Whitebridge also doesn't have a legal basis to process all the personal data in the first place, Noyb added. The company claims it processes data from publicly available sources, but "in reality, most of this data is taken from social network pages that are not indexed or found on search engines."
Complainants searched for their names on Whitebridge's website and discovered that anyone could buy a report containing their information without them being informed, Noyb said. They then filed a subject access request but received no information.
Noyb purchased the complainants' reports, which contained false warnings for "sexual nudity" and "dangerous political content," matters considered specially protected sensitive data under the GDPR. The complainants were unsuccessful in having false information about themselves corrected, Noyb added.

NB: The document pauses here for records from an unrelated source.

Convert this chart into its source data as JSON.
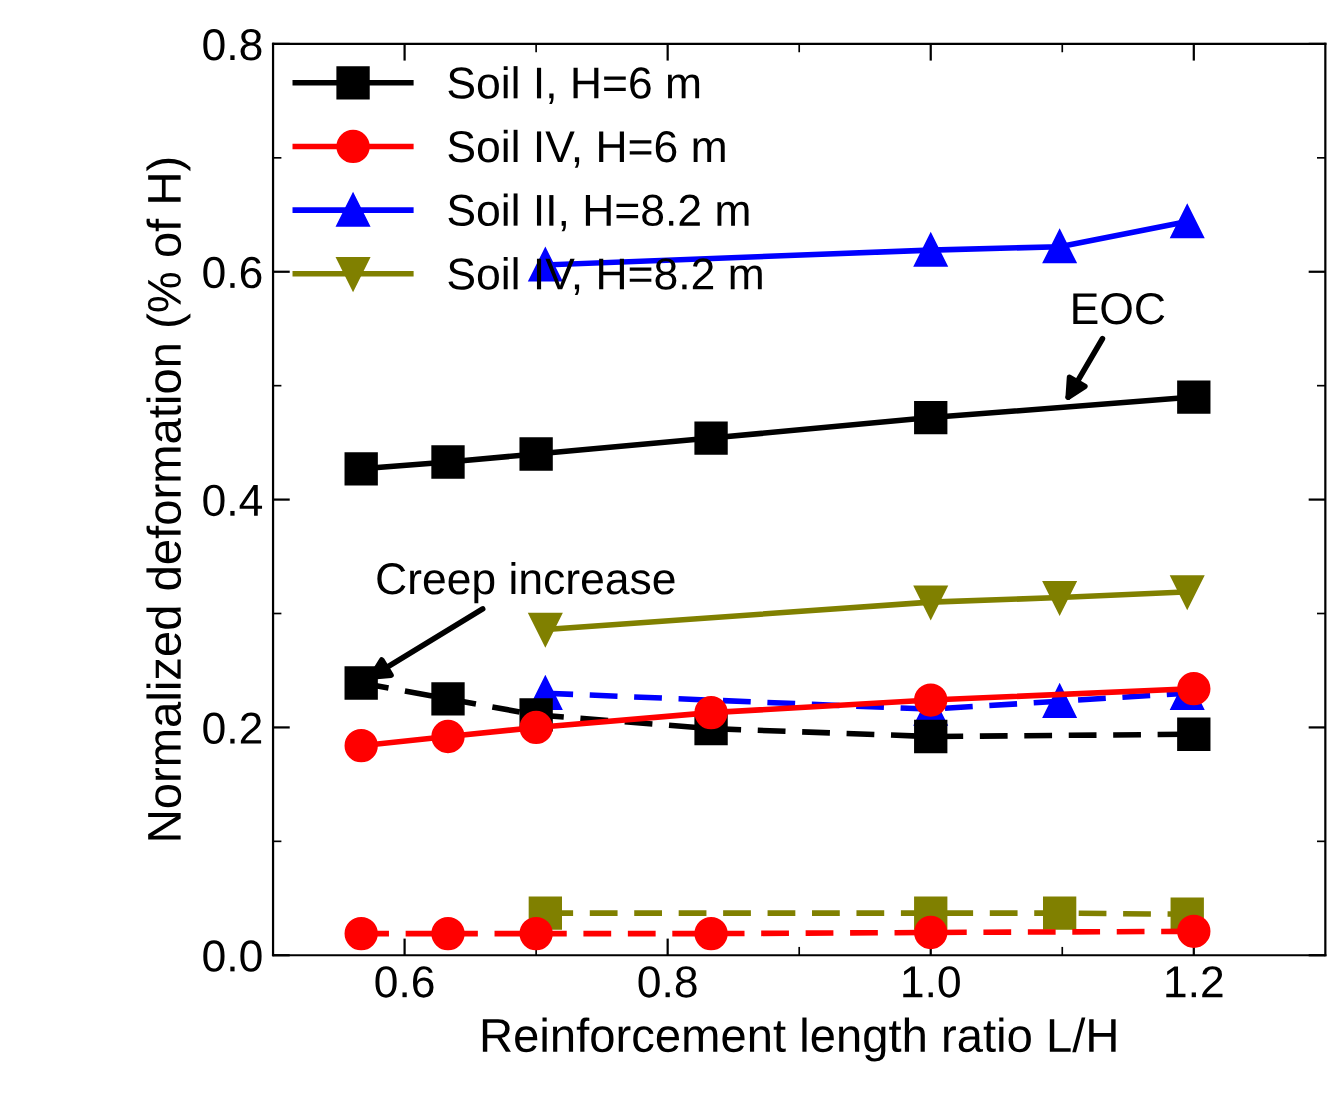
{
  "chart_data": {
    "type": "line",
    "xlabel": "Reinforcement length ratio L/H",
    "ylabel": "Normalized deformation (% of H)",
    "series": [
      {
        "name": "Soil I, H=6 m",
        "color": "#000000",
        "marker": "square",
        "line_style": "solid",
        "x": [
          0.567,
          0.633,
          0.7,
          0.833,
          1.0,
          1.2
        ],
        "values": [
          0.427,
          0.433,
          0.44,
          0.454,
          0.472,
          0.49
        ]
      },
      {
        "name": "Soil IV, H=6 m",
        "color": "#ff0000",
        "marker": "circle",
        "line_style": "solid",
        "x": [
          0.567,
          0.633,
          0.7,
          0.833,
          1.0,
          1.2
        ],
        "values": [
          0.184,
          0.192,
          0.2,
          0.213,
          0.224,
          0.234
        ]
      },
      {
        "name": "Soil II, H=8.2 m",
        "color": "#0000ff",
        "marker": "triangle",
        "line_style": "solid",
        "x": [
          0.707,
          1.0,
          1.098,
          1.195
        ],
        "values": [
          0.606,
          0.619,
          0.622,
          0.644
        ]
      },
      {
        "name": "Soil IV, H=8.2 m",
        "color": "#808000",
        "marker": "triangle_down",
        "line_style": "solid",
        "x": [
          0.707,
          1.0,
          1.098,
          1.195
        ],
        "values": [
          0.286,
          0.31,
          0.314,
          0.319
        ]
      },
      {
        "color": "#000000",
        "marker": "square",
        "line_style": "dashed",
        "x": [
          0.567,
          0.633,
          0.7,
          0.833,
          1.0,
          1.2
        ],
        "values": [
          0.239,
          0.225,
          0.211,
          0.199,
          0.192,
          0.194
        ]
      },
      {
        "color": "#ff0000",
        "marker": "circle",
        "line_style": "dashed",
        "x": [
          0.567,
          0.633,
          0.7,
          0.833,
          1.0,
          1.2
        ],
        "values": [
          0.019,
          0.019,
          0.019,
          0.019,
          0.02,
          0.021
        ]
      },
      {
        "color": "#0000ff",
        "marker": "triangle",
        "line_style": "dashed",
        "x": [
          0.707,
          1.0,
          1.098,
          1.195
        ],
        "values": [
          0.23,
          0.216,
          0.223,
          0.23
        ]
      },
      {
        "color": "#808000",
        "marker": "square",
        "line_style": "dashed",
        "x": [
          0.707,
          1.0,
          1.098,
          1.195
        ],
        "values": [
          0.037,
          0.037,
          0.037,
          0.036
        ]
      }
    ],
    "xlim": [
      0.5,
      1.3
    ],
    "xticks": [
      {
        "value": 0.6,
        "label": "0.6"
      },
      {
        "value": 0.7,
        "label": null
      },
      {
        "value": 0.8,
        "label": "0.8"
      },
      {
        "value": 0.9,
        "label": null
      },
      {
        "value": 1.0,
        "label": "1.0"
      },
      {
        "value": 1.1,
        "label": null
      },
      {
        "value": 1.2,
        "label": "1.2"
      }
    ],
    "ylim": [
      0,
      0.8
    ],
    "yticks": [
      {
        "value": 0,
        "label": "0.0"
      },
      {
        "value": 0.1,
        "label": null
      },
      {
        "value": 0.2,
        "label": "0.2"
      },
      {
        "value": 0.3,
        "label": null
      },
      {
        "value": 0.4,
        "label": "0.4"
      },
      {
        "value": 0.5,
        "label": null
      },
      {
        "value": 0.6,
        "label": "0.6"
      },
      {
        "value": 0.7,
        "label": null
      },
      {
        "value": 0.8,
        "label": "0.8"
      }
    ],
    "annotations": [
      {
        "text": "EOC",
        "x": 1.1,
        "y": 0.481
      },
      {
        "text": "Creep increase",
        "x": 0.567,
        "y": 0.239
      }
    ],
    "legend": "top left",
    "grid": false
  }
}
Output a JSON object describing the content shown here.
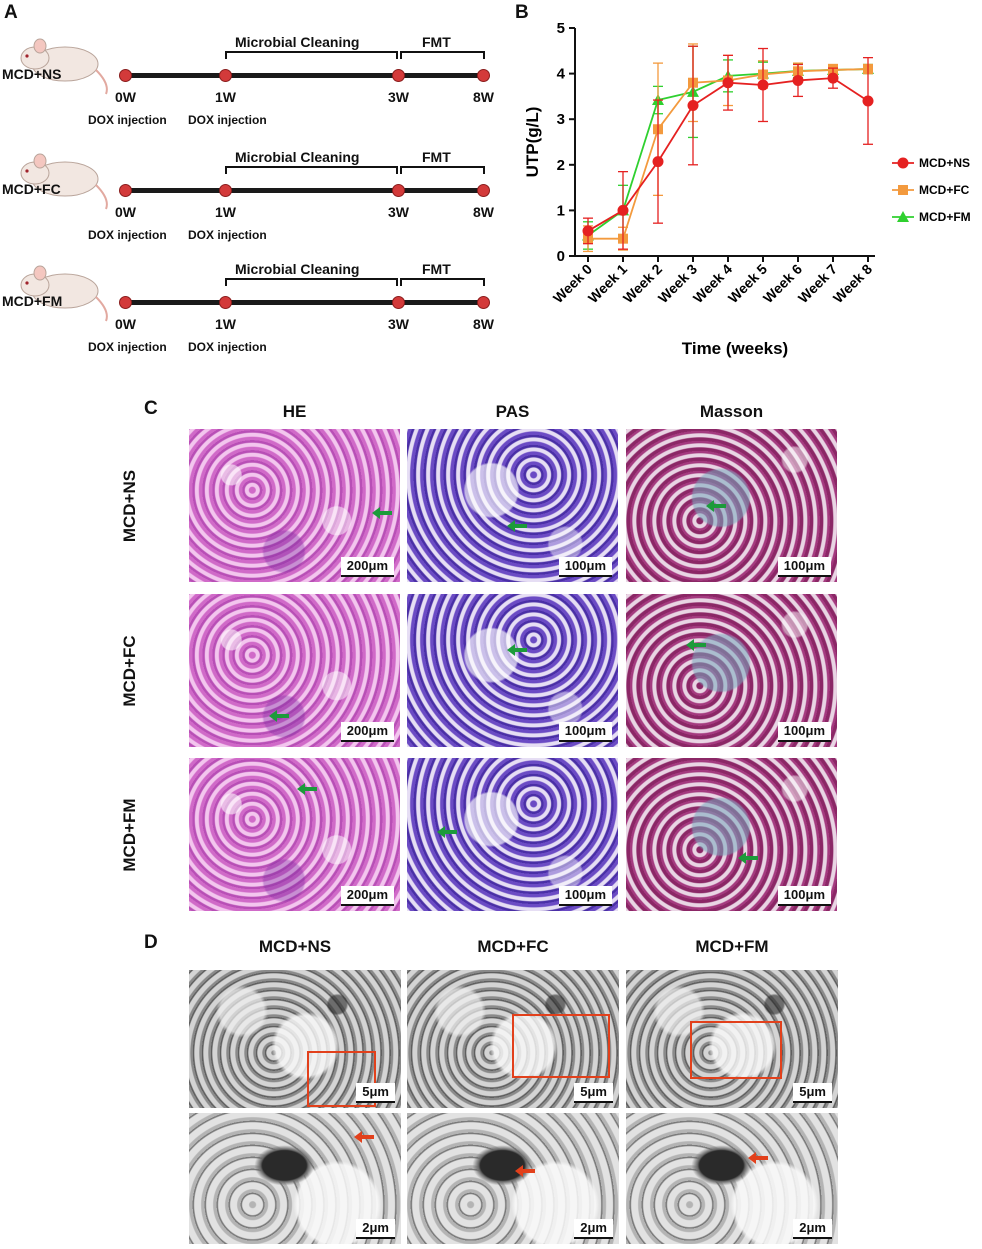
{
  "panels": {
    "a": "A",
    "b": "B",
    "c": "C",
    "d": "D"
  },
  "timeline": {
    "groups": [
      {
        "name": "MCD+NS"
      },
      {
        "name": "MCD+FC"
      },
      {
        "name": "MCD+FM"
      }
    ],
    "ticks": [
      "0W",
      "1W",
      "3W",
      "8W"
    ],
    "injection_label": "DOX injection",
    "phase_1": "Microbial Cleaning",
    "phase_2": "FMT"
  },
  "chart_data": {
    "type": "line",
    "categories": [
      "Week 0",
      "Week 1",
      "Week 2",
      "Week 3",
      "Week 4",
      "Week 5",
      "Week 6",
      "Week 7",
      "Week 8"
    ],
    "ylabel": "UTP(g/L)",
    "xlabel": "Time (weeks)",
    "ylim": [
      0,
      5
    ],
    "yticks": [
      "0",
      "1",
      "2",
      "3",
      "4",
      "5"
    ],
    "legend_position": "right",
    "series": [
      {
        "name": "MCD+NS",
        "color": "#e52121",
        "marker": "circle",
        "values": [
          0.55,
          1.0,
          2.07,
          3.3,
          3.8,
          3.75,
          3.85,
          3.9,
          3.4
        ],
        "err": [
          0.28,
          0.85,
          1.35,
          1.3,
          0.6,
          0.8,
          0.35,
          0.22,
          0.95
        ]
      },
      {
        "name": "MCD+FC",
        "color": "#f39a3e",
        "marker": "square",
        "values": [
          0.38,
          0.38,
          2.78,
          3.8,
          3.85,
          3.98,
          4.05,
          4.08,
          4.1
        ],
        "err": [
          0.28,
          0.25,
          1.45,
          0.85,
          0.55,
          0.3,
          0.18,
          0.12,
          0.1
        ]
      },
      {
        "name": "MCD+FM",
        "color": "#2fd02f",
        "marker": "triangle",
        "values": [
          0.45,
          1.0,
          3.42,
          3.6,
          3.95,
          4.0,
          4.06,
          4.08,
          4.1
        ],
        "err": [
          0.3,
          0.55,
          0.3,
          1.0,
          0.35,
          0.25,
          0.15,
          0.1,
          0.1
        ]
      }
    ]
  },
  "histology": {
    "columns": [
      "HE",
      "PAS",
      "Masson"
    ],
    "rows": [
      "MCD+NS",
      "MCD+FC",
      "MCD+FM"
    ],
    "scales": [
      [
        "200μm",
        "100μm",
        "100μm"
      ],
      [
        "200μm",
        "100μm",
        "100μm"
      ],
      [
        "200μm",
        "100μm",
        "100μm"
      ]
    ]
  },
  "tem": {
    "columns": [
      "MCD+NS",
      "MCD+FC",
      "MCD+FM"
    ],
    "scale_top": "5μm",
    "scale_bottom": "2μm"
  },
  "colors": {
    "accent_green_arrow": "#1c9b3a",
    "accent_red_arrow": "#e2401b"
  }
}
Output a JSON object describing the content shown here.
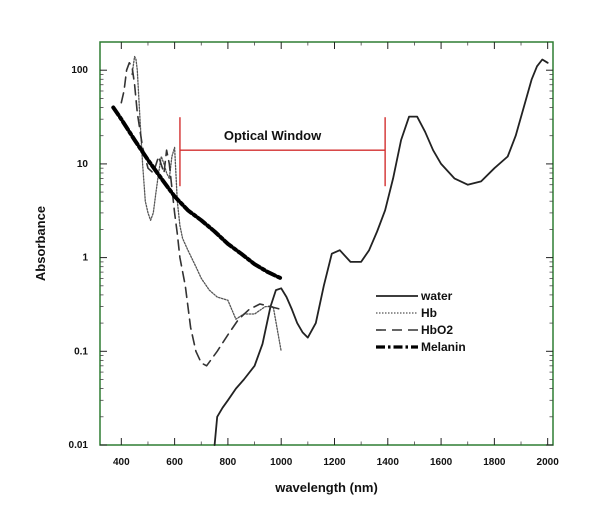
{
  "chart_data": {
    "type": "line",
    "xlabel": "wavelength (nm)",
    "ylabel": "Absorbance",
    "x_scale": "linear",
    "y_scale": "log",
    "xlim": [
      320,
      2020
    ],
    "ylim": [
      0.01,
      200
    ],
    "x_ticks": [
      400,
      600,
      800,
      1000,
      1200,
      1400,
      1600,
      1800,
      2000
    ],
    "y_ticks": [
      0.01,
      0.1,
      1,
      10,
      100
    ],
    "y_tick_labels": [
      "0.01",
      "0.1",
      "1",
      "10",
      "100"
    ],
    "grid": false,
    "frame_color": "#2e7d32",
    "legend_position": "center-right",
    "annotation": {
      "text": "Optical Window",
      "x_start": 620,
      "x_end": 1390,
      "y_level": 14,
      "color": "#d32f2f"
    },
    "series": [
      {
        "name": "water",
        "style": "solid",
        "color": "#222222",
        "x": [
          750,
          760,
          780,
          800,
          830,
          860,
          900,
          930,
          960,
          980,
          1000,
          1020,
          1040,
          1060,
          1080,
          1100,
          1130,
          1160,
          1190,
          1220,
          1260,
          1300,
          1330,
          1360,
          1390,
          1420,
          1450,
          1480,
          1510,
          1540,
          1570,
          1600,
          1650,
          1700,
          1750,
          1800,
          1850,
          1880,
          1910,
          1940,
          1960,
          1980,
          2000
        ],
        "y": [
          0.01,
          0.02,
          0.025,
          0.03,
          0.04,
          0.05,
          0.07,
          0.12,
          0.3,
          0.45,
          0.47,
          0.38,
          0.28,
          0.2,
          0.16,
          0.14,
          0.2,
          0.5,
          1.1,
          1.2,
          0.9,
          0.9,
          1.2,
          1.9,
          3.2,
          7,
          18,
          32,
          32,
          22,
          14,
          10,
          7,
          6,
          6.5,
          9,
          12,
          20,
          40,
          80,
          110,
          130,
          120
        ]
      },
      {
        "name": "Hb",
        "style": "dotted",
        "color": "#555555",
        "x": [
          440,
          450,
          455,
          460,
          470,
          480,
          490,
          500,
          510,
          520,
          530,
          540,
          550,
          560,
          570,
          580,
          590,
          600,
          610,
          620,
          630,
          650,
          680,
          700,
          730,
          760,
          800,
          830,
          860,
          900,
          940,
          970,
          1000
        ],
        "y": [
          90,
          140,
          130,
          100,
          30,
          10,
          4,
          3,
          2.5,
          3,
          5,
          8,
          12,
          10,
          8,
          7,
          12,
          15,
          4,
          2.2,
          1.6,
          1.2,
          0.8,
          0.6,
          0.45,
          0.38,
          0.35,
          0.22,
          0.25,
          0.25,
          0.3,
          0.3,
          0.1
        ]
      },
      {
        "name": "HbO2",
        "style": "dashed",
        "color": "#333333",
        "x": [
          400,
          410,
          420,
          430,
          440,
          450,
          460,
          480,
          500,
          520,
          540,
          560,
          570,
          580,
          600,
          610,
          620,
          640,
          660,
          680,
          700,
          720,
          760,
          800,
          840,
          880,
          920,
          960,
          1000
        ],
        "y": [
          45,
          60,
          100,
          120,
          110,
          70,
          35,
          15,
          9,
          8,
          12,
          8,
          14,
          10,
          3,
          1.8,
          1,
          0.5,
          0.18,
          0.1,
          0.075,
          0.07,
          0.1,
          0.15,
          0.22,
          0.28,
          0.32,
          0.3,
          0.28
        ]
      },
      {
        "name": "Melanin",
        "style": "dashdot",
        "color": "#000000",
        "x": [
          370,
          400,
          450,
          500,
          550,
          600,
          650,
          700,
          750,
          800,
          850,
          900,
          950,
          1000
        ],
        "y": [
          40,
          30,
          18,
          11,
          7,
          4.5,
          3.2,
          2.5,
          1.9,
          1.4,
          1.1,
          0.85,
          0.7,
          0.6
        ]
      }
    ]
  }
}
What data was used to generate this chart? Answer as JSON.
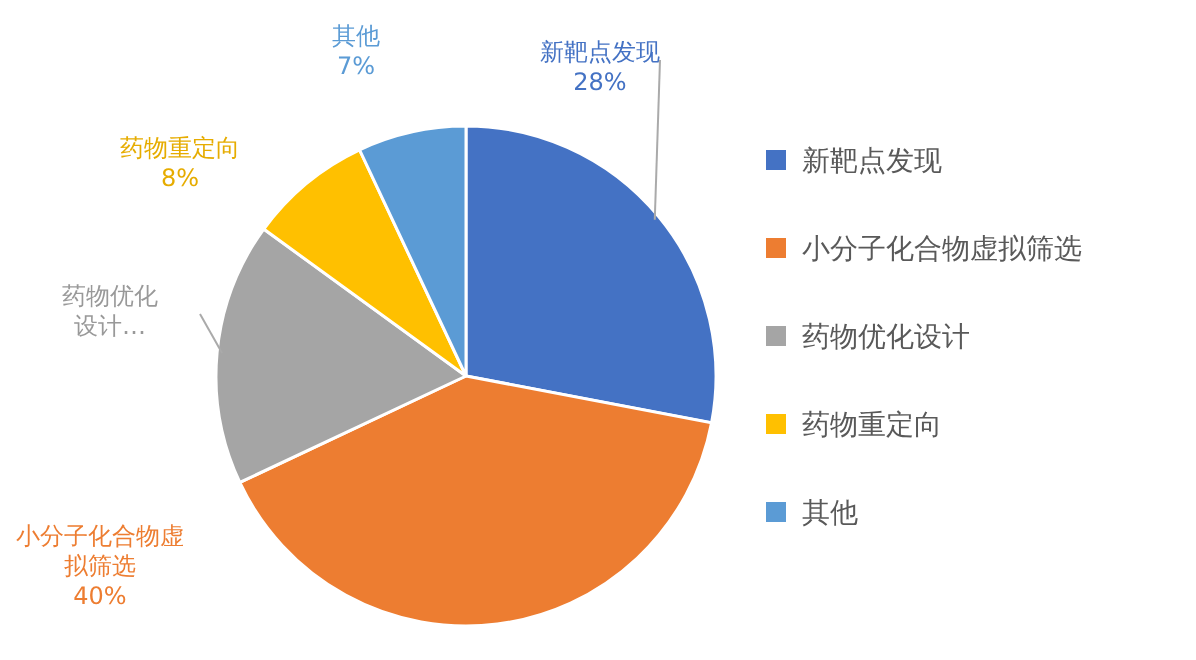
{
  "chart_data": {
    "type": "pie",
    "categories": [
      "新靶点发现",
      "小分子化合物虚拟筛选",
      "药物优化设计",
      "药物重定向",
      "其他"
    ],
    "values": [
      28,
      40,
      17,
      8,
      7
    ],
    "colors": [
      "#4472c4",
      "#ed7d31",
      "#a5a5a5",
      "#ffc000",
      "#5b9bd5"
    ],
    "value_labels": [
      "28%",
      "40%",
      null,
      "8%",
      "7%"
    ],
    "annotations": [
      "药物优化设计…"
    ],
    "legend": "right"
  }
}
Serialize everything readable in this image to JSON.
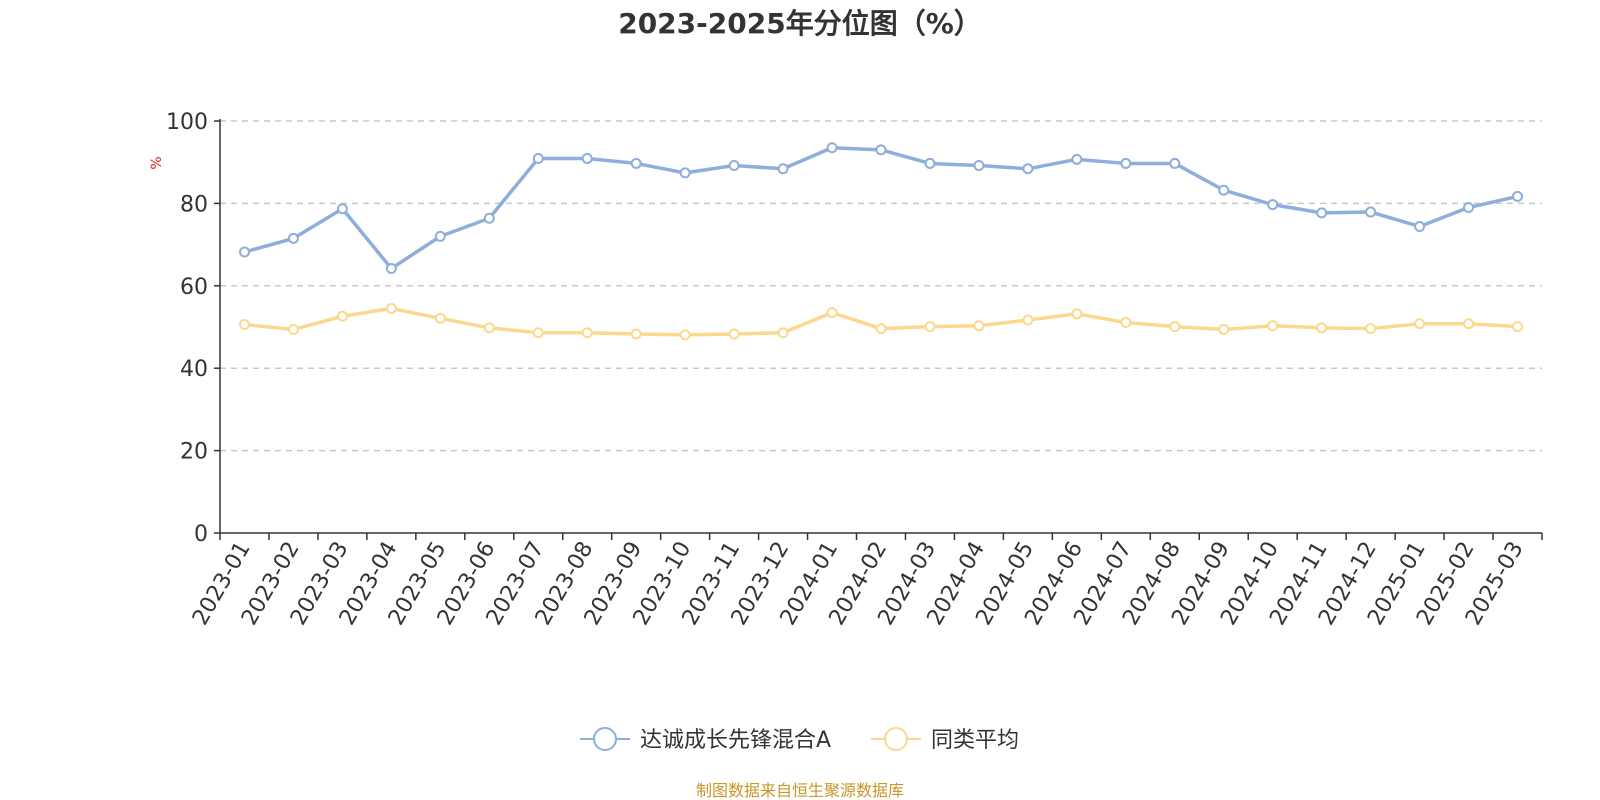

In an email to Privacy Daily on Monday, Whitebridge said that all personal data processed by the company is collected from publicly available sources and solely for lawful, clearly defined purposes. In addition, Whitebridge said it doesn't proactively collect or store personal data and that data processing occurs "only after receiving an individual and specific client request for the preparation of a report."
In those cases, it said, only information that's already publicly available is used, such as public social media profiles, public news portals, or other open data sources. Whitebridge added that its legally required notices and policies are compliant. Moreover, it has conducted relevant personal data protection assessments to comply with the GDPR and other privacy laws.
"In light of this, we believe that the statement in the article regarding a “shady business model” and allegedly illegally collected and sold data is unfounded. We are open to constructive dialogue and are ready to further explain our processes to supervisory authorities."